Tea-growing in Georgia has to be rebuilt from these small bricks
Georgian feasts are the stuff of the most impressive legends. There is no need to explain that Georgia is a land of wine. We will simply give a short and incomplete list of the wines we tried during the week: Gurdzhaani, Tsinandali, Ereti, Odzhaleshi, Psou, Tvishi, Akhasheni, Tsinandali, Saperavi, and Khvanchkara.

--“Well,” said Tomaz Bakuridze, “generally speaking, these are only the names of regions and villages and bottle labels. There isn’t much good wine in Georgia.”

This theory was apparently demolished in the following four hours. The white wine set out on the table in Shamil’s honor had no name. After the first three three-liter jugs for ten people, we decided that the wine was not bad. After the next five, we were convinced that it was a worthy wine. After five more, we went into raptures. I lost count after the twentieth. I thought it was a simply magnificent wine. And the people – such wonderful people!

--“I’ve been searching for a real wine nearly all my life,” said Aslan Abashidze.

Abashidze told us that the amount of Georgian wine spread around the world is nowhere near what Georgian vineyards could produce.

--“The so-called Georgian wine you’re used to drinking probably isn’t Georgian. Until 1970, trademark rights were owned by the collective farms growing grapes of the corresponding variety. Today, companies in the Kuban and Moldova use these trademarks. It’s all done honestly, but it’s not Khvanchkara or Odzhaleshi. The genuine wines under these names are produced where the grape variety grows. What’s more, grapes tend to vary. I have a lot of experience with wine, and high-quality grapes are a real rarity. High-quality wine is made mainly for friends and family. You can’t buy it.”

Aslan Abashidze, head of the Ajar Autonomous Republic, believes that a person can search all his life for a real wine
Abashidze treated us to Saperavi from his personal cellars. After tasting it, I was certain that I had actually never drunk Saperavi wine before.

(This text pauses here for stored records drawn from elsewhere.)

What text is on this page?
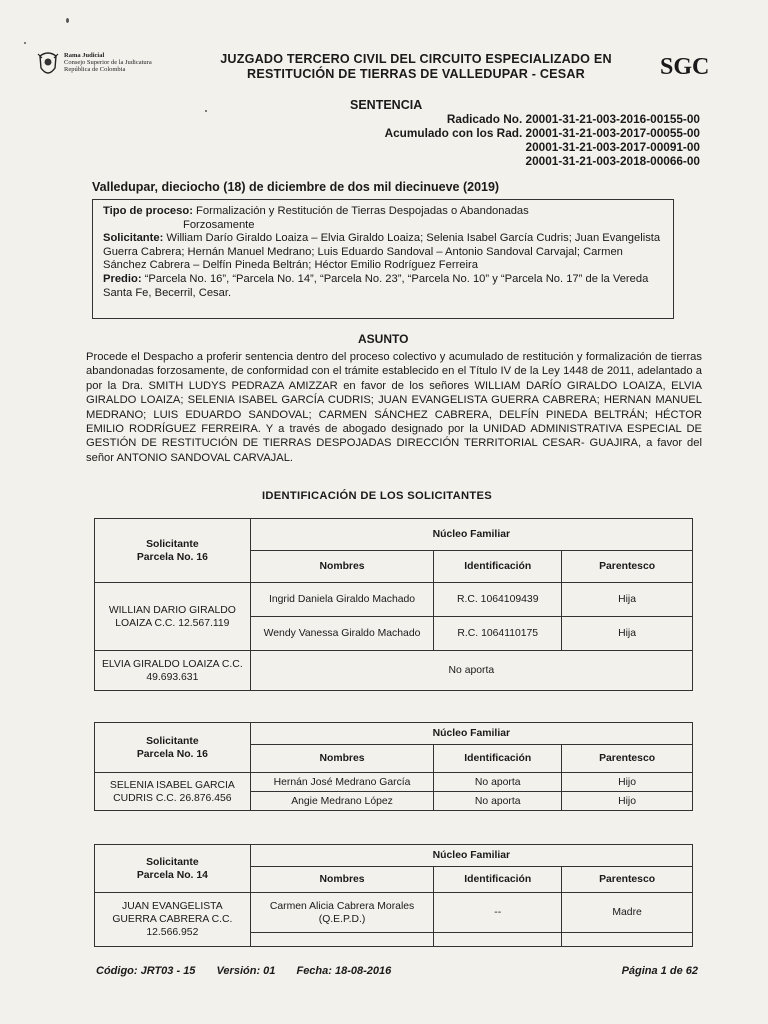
Rama Judicial
Consejo Superior de la Judicatura
República de Colombia
JUZGADO TERCERO CIVIL DEL CIRCUITO ESPECIALIZADO EN
RESTITUCIÓN DE TIERRAS DE VALLEDUPAR - CESAR	SGC
SENTENCIA
Radicado No. 20001-31-21-003-2016-00155-00
Acumulado con los Rad. 20001-31-21-003-2017-00055-00
20001-31-21-003-2017-00091-00
20001-31-21-003-2018-00066-00
Valledupar, dieciocho (18) de diciembre de dos mil diecinueve (2019)

Tipo de proceso: Formalización y Restitución de Tierras Despojadas o Abandonadas

Forzosamente

Solicitante: William Darío Giraldo Loaiza – Elvia Giraldo Loaiza; Selenia Isabel García Cudris; Juan Evangelista Guerra Cabrera; Hernán Manuel Medrano; Luis Eduardo Sandoval – Antonio Sandoval Carvajal; Carmen Sánchez Cabrera – Delfín Pineda Beltrán; Héctor Emilio Rodríguez Ferreira

Predio: “Parcela No. 16”, “Parcela No. 14”, “Parcela No. 23”, “Parcela No. 10” y “Parcela No. 17” de la Vereda Santa Fe, Becerril, Cesar.

ASUNTO
Procede el Despacho a proferir sentencia dentro del proceso colectivo y acumulado de restitución y formalización de tierras abandonadas forzosamente, de conformidad con el trámite establecido en el Título IV de la Ley 1448 de 2011, adelantado a por la Dra. SMITH LUDYS PEDRAZA AMIZZAR en favor de los señores WILLIAM DARÍO GIRALDO LOAIZA, ELVIA GIRALDO LOAIZA; SELENIA ISABEL GARCÍA CUDRIS; JUAN EVANGELISTA GUERRA CABRERA; HERNAN MANUEL MEDRANO; LUIS EDUARDO SANDOVAL; CARMEN SÁNCHEZ CABRERA, DELFÍN PINEDA BELTRÁN; HÉCTOR EMILIO RODRÍGUEZ FERREIRA. Y a través de abogado designado por la UNIDAD ADMINISTRATIVA ESPECIAL DE GESTIÓN DE RESTITUCIÓN DE TIERRAS DESPOJADAS DIRECCIÓN TERRITORIAL CESAR- GUAJIRA, a favor del señor ANTONIO SANDOVAL CARVAJAL.
IDENTIFICACIÓN DE LOS SOLICITANTES
Solicitante
Parcela No. 16	Núcleo Familiar		
	Nombres	Identificación	Parentesco
WILLIAN DARIO GIRALDO LOAIZA C.C. 12.567.119	Ingrid Daniela Giraldo Machado	R.C. 1064109439	Hija
	Wendy Vanessa Giraldo Machado	R.C. 1064110175	Hija
ELVIA GIRALDO LOAIZA C.C. 49.693.631	No aporta		
Solicitante
Parcela No. 16	Núcleo Familiar		
	Nombres	Identificación	Parentesco
SELENIA ISABEL GARCIA CUDRIS C.C. 26.876.456	Hernán José Medrano García	No aporta	Hijo
	Angie Medrano López	No aporta	Hijo
Solicitante
Parcela No. 14	Núcleo Familiar		
	Nombres	Identificación	Parentesco
JUAN EVANGELISTA GUERRA CABRERA C.C. 12.566.952	Carmen Alicia Cabrera Morales (Q.E.P.D.)	--	Madre

Código: JRT03 - 15 Versión: 01 Fecha: 18-08-2016	Página 1 de 62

But is this really important? The whole point of a Georgian feast—and Abashidze agreed with this—is not to have elite wines or elegant dishes on the table (Georgian cooking for these occasions in Georgia is not all that varied, although it is very tasty). The main thing is the conversation at the table and the people carrying on these conversations. If there are Georgians at the table, you get your main satisfaction from their joie de vivre.

At the port in Sochi, a Georgian named Tengiz returning home by boat from the Arctic city of Ukhta showed us the Georgian knack for living well. He merrily told us how he had nearly gone broke delivering tomatoes to Komi and was now returning home. He had borrowed $200 for his ticket from his partner, and that was all the money he had left.

--“I don’t have any baggage, just one box,“ said Tengiz. “I bought a little iron grill, and I just had to bring it home. Tomorrow afternoon I’m going to roast shashlik and fish. Oh, by the way! Drop by tomorrow! Can I give you my address?